Ph.D. Candidate, Information Systems
![]()
Ommo Clark is a Ph.D. Candidate at the University of Maryland, Baltimore County (UMBC) advised by Dr. Karuna Joshi. Her general research interests are in Data Science, AI/ML and Health Informatics.
She works on the Automating the Detection of Health Misinformation project.
Ommo has a BA in Business Admin and an MSc in Information Systems both from the UK. She has extensive experience working in the software development industry in the UK and Nigeria. Read more about her at linktr.ee/ommo_clark.
Publications
- O. Clark and K. P. Joshi, “Evaluating Causal AI Techniques for Health Misinformation Detection“, In Proceedings of Causal AI for Robust Decision Making (CARD 2025) Workshop, held in conjunction with 23rd International Conference on Pervasive Computing and Communications (PerCom 2025), March 2025
- O. Clark, K. P. Joshi, and T. Reynolds, “Global Relevance of Online Health Information Sources: A Case Study of Experiences and Perceptions of Nigerians“, AMIA 2024 Annual Symposium, November 2024.
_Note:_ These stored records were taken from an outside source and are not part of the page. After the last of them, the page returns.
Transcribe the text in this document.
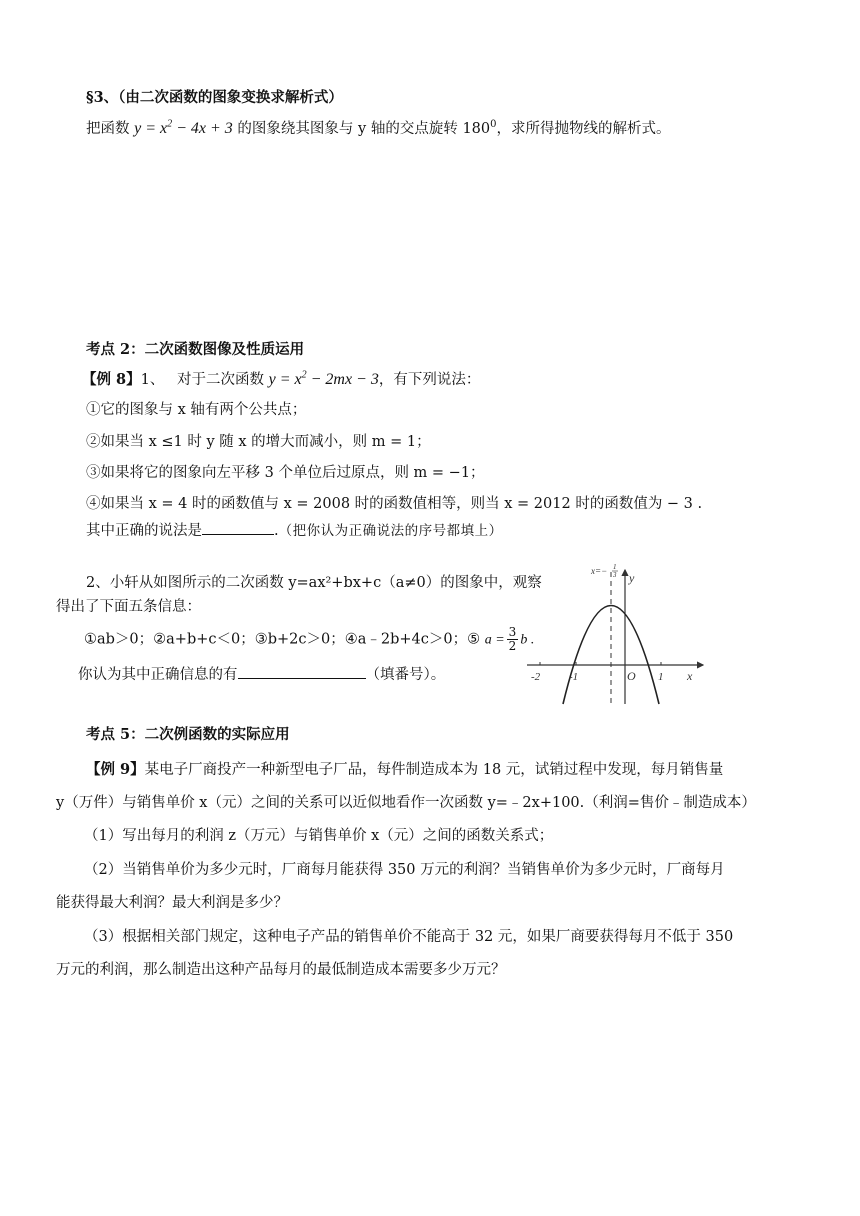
§3、（由二次函数的图象变换求解析式）
把函数 $y = x^2 - 4x + 3$ 的图象绕其图象与 y 轴的交点旋转 $180^0$，求所得抛物线的解析式。
考点 2：二次函数图像及性质运用
【例 8】1、 对于二次函数 $y = x^2 - 2mx - 3$，有下列说法：
①它的图象与 x 轴有两个公共点；
②如果当 x ≤1 时 y 随 x 的增大而减小，则 m = 1；
③如果将它的图象向左平移 3 个单位后过原点，则 m = −1；
④如果当 x = 4 时的函数值与 x = 2008 时的函数值相等，则当 x = 2012 时的函数值为 − 3 .
其中正确的说法是	.（把你认为正确说法的序号都填上）
2、小轩从如图所示的二次函数 y=ax²+bx+c（a≠0）的图象中，观察
得出了下面五条信息：
①ab＞0；②a+b+c＜0；③b+2c＞0；④a﹣2b+4c＞0；⑤ $a = \frac{3}{2}$ b .
你认为其中正确信息的有	（填番号）。	-2	-1	1
O	x
y
x=− 1
3
考点 5：二次例函数的实际应用
【例 9】某电子厂商投产一种新型电子厂品，每件制造成本为 18 元，试销过程中发现，每月销售量
y（万件）与销售单价 x（元）之间的关系可以近似地看作一次函数 y=﹣2x+100.（利润=售价﹣制造成本）
（1）写出每月的利润 z（万元）与销售单价 x（元）之间的函数关系式；
（2）当销售单价为多少元时，厂商每月能获得 350 万元的利润？当销售单价为多少元时，厂商每月
能获得最大利润？最大利润是多少？
（3）根据相关部门规定，这种电子产品的销售单价不能高于 32 元，如果厂商要获得每月不低于 350
万元的利润，那么制造出这种产品每月的最低制造成本需要多少万元？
- Ommo Clark, Tera Reynolds, Emmanuel Ugwuabonyi, and Karuna P. Joshi, “Exploring the Impact of Increased Health Information Accessibility in Cyberspace on Trust and Self-care Practices“, The 2024 ACM Workshop on Secure and Trustworthy Cyber-Physical Systems (ACM SaT-CPS 2024), June 2024
Ommo successfully defended her Ph.D. Proposal on 10 June 2025.
Proposal: Computational Health Narration Construction: An AI Framework for Evaluating Trustworthiness in Online Health Discourse
Committee: Dr. Karuna P Joshi (Chair), Dr. Tera Reynolds, Dr. Ian Stockwell, Dr. Kai Sun, Dr. Anupam Joshi (CSEE)
Abstract:
The rapid proliferation of online health narratives profoundly influences public perceptions and medical decision-making. However, most misinformation detection models focus on isolated factual claims, overlooking the epistemic, narrative, and causal coherence of user-generated stories, resulting in “Narrative Blindness” and “Risk Irrelevance”.
This dissertation proposal introduces Narrative-Cred, an AI-driven framework for computational health narration construction, which systematically reconstructs fragmented online health stories into structured Agent-Action-Outcome (AAO) narratives. By integrating transformer-based narrative segmentation (DistilBERT), biomedical knowledge graph validation (UMLS, SNOMED CT, DrugBank), and causal inference models (CausalBERT, DoWhy), Narrative-Cred enables nuanced, context-sensitive credibility assessment and risk quantification.
Key innovations include the Narrative Ground-Truth Distance (NGTD), a continuous metric quantifying divergence from medical consensus, and the Narrative Risk Score (NRS), a clinically informed prioritization of harmful narratives. The framework is validated on a longitudinal corpus of 16,000 Reddit posts and cross-cultural survey data spanning seven countries. By embedding sociolinguistic narrative theory within modern AI architectures, this research establishes a new paradigm for evaluating the trustworthiness of online health discourse, offering rich, explainable, and clinically relevant assessments that surpass traditional binary classifiers.